O governo federal estima que 14 milhões de famílias em todo o País têm direito de serem enquadradas como consumidoras de baixa renda e a pagar uma tarifa de energia mais barata. Segundo disse o secretário de Energia do Ministério de Minas e Energia, Ronaldo Schuck, em audiência na comissão de Defesa do Consumidor da Câmara, até 31 de julho deste ano as concessionárias de distribuição de energia terão o número exato desses consumidores de baixa renda. Até lá, as famílias enquadradas nessa categoria terão que cumprir as exigências da legislação sobre o setor.Pela lei, quem consome até 80 quilowatts/hora por mês está enquadrado e paga uma tarifa mais barata. Quem tem gasto mensal entre 80 e 220 KW/h tem de comprovar que está inscrito no cadastro único para programas sociais do governo e que tem uma renda mensal per capita de até meio salário mínimo. O secretário disse que o Ministério está fazendo um trabalho com o de Desenvolvimento Social, com prefeituras e concessionárias para que todas essas famílias não deixem de fazer o cadastro até 31 de julho. Representantes de entidades civis que participam de audiência criticaram os critérios definidos pelo governo.
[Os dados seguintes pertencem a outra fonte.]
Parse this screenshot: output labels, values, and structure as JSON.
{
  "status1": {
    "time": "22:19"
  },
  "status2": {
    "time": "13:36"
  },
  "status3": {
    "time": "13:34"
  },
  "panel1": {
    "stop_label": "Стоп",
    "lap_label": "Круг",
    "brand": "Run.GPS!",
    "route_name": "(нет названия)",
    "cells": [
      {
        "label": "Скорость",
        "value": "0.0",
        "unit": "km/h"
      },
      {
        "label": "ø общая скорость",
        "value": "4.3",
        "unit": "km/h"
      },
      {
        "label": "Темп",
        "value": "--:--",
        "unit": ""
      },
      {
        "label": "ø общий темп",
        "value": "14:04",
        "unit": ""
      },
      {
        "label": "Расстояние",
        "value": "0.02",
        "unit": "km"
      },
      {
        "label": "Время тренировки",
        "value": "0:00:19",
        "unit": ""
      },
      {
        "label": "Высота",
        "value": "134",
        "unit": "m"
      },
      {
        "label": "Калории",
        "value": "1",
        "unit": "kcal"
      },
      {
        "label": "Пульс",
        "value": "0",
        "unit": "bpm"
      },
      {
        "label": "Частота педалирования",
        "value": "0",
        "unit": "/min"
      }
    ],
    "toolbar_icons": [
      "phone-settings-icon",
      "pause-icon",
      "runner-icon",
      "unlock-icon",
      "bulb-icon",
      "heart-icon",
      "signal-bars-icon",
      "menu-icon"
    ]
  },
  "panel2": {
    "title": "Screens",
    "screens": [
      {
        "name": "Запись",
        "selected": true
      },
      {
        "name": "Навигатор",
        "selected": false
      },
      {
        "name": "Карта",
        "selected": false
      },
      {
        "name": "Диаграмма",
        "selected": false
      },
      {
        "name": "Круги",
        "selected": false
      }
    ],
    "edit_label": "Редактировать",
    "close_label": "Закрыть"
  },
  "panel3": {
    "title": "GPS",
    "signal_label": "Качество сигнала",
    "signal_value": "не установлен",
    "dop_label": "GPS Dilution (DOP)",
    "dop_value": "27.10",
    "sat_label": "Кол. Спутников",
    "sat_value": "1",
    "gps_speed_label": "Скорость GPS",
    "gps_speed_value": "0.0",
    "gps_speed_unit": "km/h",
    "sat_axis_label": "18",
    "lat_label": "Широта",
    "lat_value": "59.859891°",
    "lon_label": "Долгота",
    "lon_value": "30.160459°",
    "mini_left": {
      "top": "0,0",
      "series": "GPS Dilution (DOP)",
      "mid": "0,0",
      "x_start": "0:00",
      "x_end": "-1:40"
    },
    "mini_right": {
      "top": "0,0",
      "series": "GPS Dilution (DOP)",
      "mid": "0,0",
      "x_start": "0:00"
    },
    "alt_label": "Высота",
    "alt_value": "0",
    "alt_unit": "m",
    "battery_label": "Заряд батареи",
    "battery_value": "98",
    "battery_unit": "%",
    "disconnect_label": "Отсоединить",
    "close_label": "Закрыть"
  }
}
O diretor da Ilumina, Paulo Eduardo Grava, propôs que sejam considerados o padrão de construção da residência (até 90 metros quadrados), o pagamento de IPTU e que o morador conste de cadastro de pobreza dos municípios e seja morador de favela ou cortiço. Grava argumentou que, quando o consumidor deixa de pagar a conta de luz pela tarifa de baixa renda, seu gasto mensal com energia sobe significativamente. Ele disse ainda que muitas pessoas não estão comparecendo à concessionária para fazer o cadastro porque sequer entendem o que está escrito no comunicado das empresas distribuidoras.